California Indian Tools

California Indian tools were used for collecting, hunting, building and trading.


The early California native peoples were skilled in creating the tools to navigate their world, feed their families and trade with neighboring tribes. Most of their tools were made of organic materials like animal sinew, bone, shell, driftwood and stone. Today, when a site is discovered, obsidian cutting tools and stone grinding bowls are the most likely artifacts to have survived.


Chumash


According to the UCLA Stunt Ranch Reserve, the Chumash people lived between 3,000 and 5,000 years ago in an area of California from San Luis Obispo to Malibu. Their tribal grounds had plentiful edible plants and seafood, so they were able to trade with other tribes for things they didn't have, like obsidian for making knives and spears. The Chumash quarried soapstone from Santa Catalina Island. It was easily carved and could be used for rounded cooking pots and flat skillets called comoles because it did not crack when heated. For coastal trade the Chumash made tomol, canoes of flat wooden planks similar to those used by the Tongva. The Chumash used whale bones to split logs into planks for the canoes.

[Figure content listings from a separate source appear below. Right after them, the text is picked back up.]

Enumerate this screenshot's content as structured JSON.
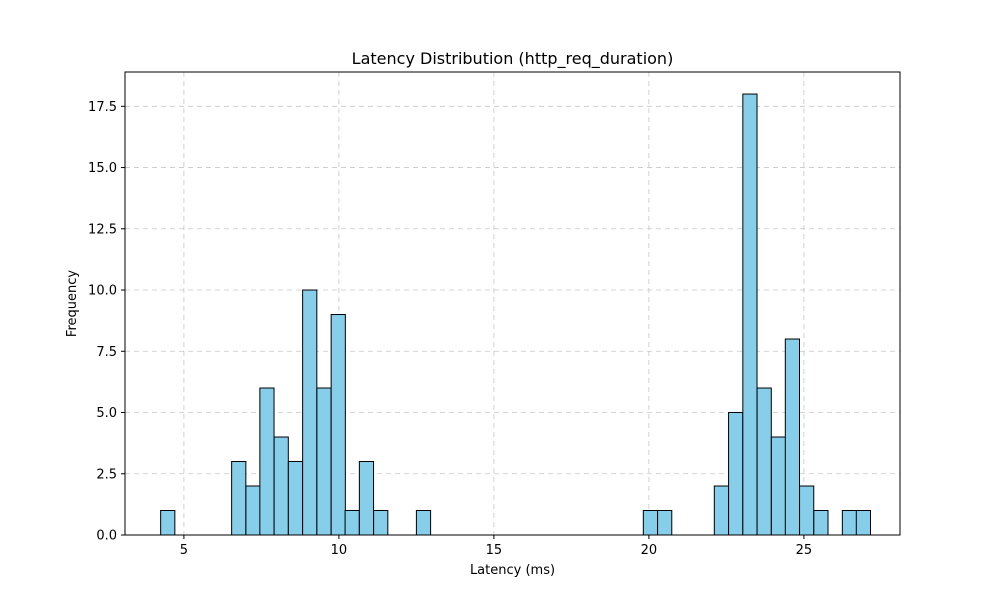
{
  "chart_data": {
    "type": "bar",
    "title": "Latency Distribution (http_req_duration)",
    "xlabel": "Latency (ms)",
    "ylabel": "Frequency",
    "xlim": [
      3.1,
      28.1
    ],
    "ylim": [
      0,
      18.9
    ],
    "xticks": [
      5,
      10,
      15,
      20,
      25
    ],
    "yticks": [
      0.0,
      2.5,
      5.0,
      7.5,
      10.0,
      12.5,
      15.0,
      17.5
    ],
    "bin_width": 0.458,
    "bins": [
      {
        "x0": 4.25,
        "count": 1
      },
      {
        "x0": 6.54,
        "count": 3
      },
      {
        "x0": 7.0,
        "count": 2
      },
      {
        "x0": 7.45,
        "count": 6
      },
      {
        "x0": 7.91,
        "count": 4
      },
      {
        "x0": 8.37,
        "count": 3
      },
      {
        "x0": 8.83,
        "count": 10
      },
      {
        "x0": 9.29,
        "count": 6
      },
      {
        "x0": 9.75,
        "count": 9
      },
      {
        "x0": 10.2,
        "count": 1
      },
      {
        "x0": 10.66,
        "count": 3
      },
      {
        "x0": 11.12,
        "count": 1
      },
      {
        "x0": 12.5,
        "count": 1
      },
      {
        "x0": 19.82,
        "count": 1
      },
      {
        "x0": 20.28,
        "count": 1
      },
      {
        "x0": 22.11,
        "count": 2
      },
      {
        "x0": 22.57,
        "count": 5
      },
      {
        "x0": 23.03,
        "count": 18
      },
      {
        "x0": 23.49,
        "count": 6
      },
      {
        "x0": 23.95,
        "count": 4
      },
      {
        "x0": 24.4,
        "count": 8
      },
      {
        "x0": 24.86,
        "count": 2
      },
      {
        "x0": 25.32,
        "count": 1
      },
      {
        "x0": 26.24,
        "count": 1
      },
      {
        "x0": 26.69,
        "count": 1
      }
    ],
    "bar_color": "#87ceeb",
    "edge_color": "#000000",
    "grid": true
  }
}
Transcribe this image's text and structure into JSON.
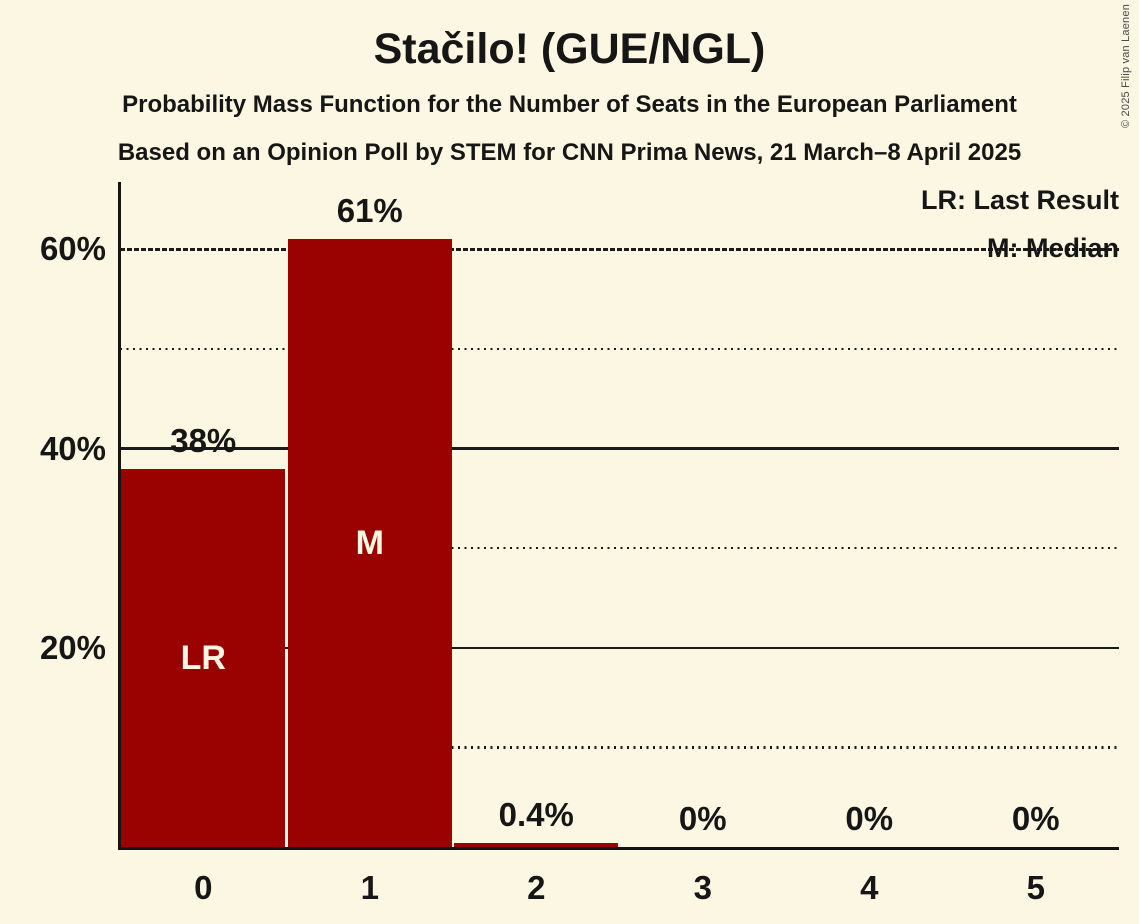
{
  "page": {
    "title": "Stačilo! (GUE/NGL)",
    "subtitle1": "Probability Mass Function for the Number of Seats in the European Parliament",
    "subtitle2": "Based on an Opinion Poll by STEM for CNN Prima News, 21 March–8 April 2025",
    "copyright": "© 2025 Filip van Laenen"
  },
  "legend": {
    "items": [
      {
        "label": "LR: Last Result"
      },
      {
        "label": "M: Median"
      }
    ]
  },
  "chart_data": {
    "type": "bar",
    "title": "Stačilo! (GUE/NGL)",
    "subtitle": "Probability Mass Function for the Number of Seats in the European Parliament — Based on an Opinion Poll by STEM for CNN Prima News, 21 March–8 April 2025",
    "categories": [
      "0",
      "1",
      "2",
      "3",
      "4",
      "5"
    ],
    "values": [
      38,
      61,
      0.4,
      0,
      0,
      0
    ],
    "value_labels": [
      "38%",
      "61%",
      "0.4%",
      "0%",
      "0%",
      "0%"
    ],
    "bar_annotations": [
      "LR",
      "M",
      "",
      "",
      "",
      ""
    ],
    "annotation_meanings": {
      "LR": "Last Result",
      "M": "Median"
    },
    "ylim": [
      0,
      66.6
    ],
    "yticks": [
      {
        "value": 20,
        "label": "20%",
        "style": "solid"
      },
      {
        "value": 40,
        "label": "40%",
        "style": "solid"
      },
      {
        "value": 60,
        "label": "60%",
        "style": "dashed"
      }
    ],
    "minor_gridlines": {
      "values": [
        10,
        30,
        50
      ],
      "style": "dotted"
    },
    "grid": "horizontal",
    "legend_position": "top-right",
    "colors": {
      "bar": "#9A0202",
      "background": "#FBF7E2",
      "text": "#161616",
      "bar_label": "#FBF7E2"
    }
  }
}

Bird bones served as sewing needles, and animal sinew became a strong twine for lashing things together.


Tongva


The Tongva people lived in the entire Los Angeles basin---Los Angeles and all of present-day Orange County---from as early as 15,000 to 9,000 B.C., according to Tongva tribal history published by Keepers of Indigenous Ways, a Tongva nonprofit organization. Archaeological sites discovered in recent times have yielded obsidian cutting and chipping tools, as well as grindstones---important for preparing a diet staple of acorn meal---made from sandstone and soapstone. The Tongva sailed out into the Pacific in canoes they called titi'at, built of hewn planks lashed together with plant fiber cording and caulked with resin from pine trees or tar from the La Brea tar pits. They carved paddles from solid pieces of wood inlaid with whale bone and abalone shell; most of the wood for the canoes and paddles came from driftwood logs washed ashore. The Tongva used stone and bone drills to make holes in the planks for lashing, and heated the tar and resin over fires in stone bowls so it would be soft enough to apply to their canoes.


Nicoleno


The Nicoleno people---an island tribe living in the Channel Islands for thousands of years, according to archaeological evidence published by the National Park Service---are considered to be related to the Tongva. An article in the March 18, 2001, Los Angeles Times tells the story of a lone survivor of a probable massacre on San Nicolas Island, off the California coast, who was discovered in 1853 with handmade tools she used for daily necessities. She made fish hooks from shells and needles from bird bones. With the needles she sewed clothing of cormorant feathers; for thread she used seal sinews. To skin the seals, she used part of an iron hoop that may have washed ashore or been left behind by sailors and the fur trappers who massacred her people. The surviving woman, named Juana Maria by Spanish missionaries, also wove baskets of rushes and continued to make bone needles and other domestic tools even after she was rescued and transferred to the mainland. Her fictionalized story was the basis for a book, "Island of the Blue Dolphins."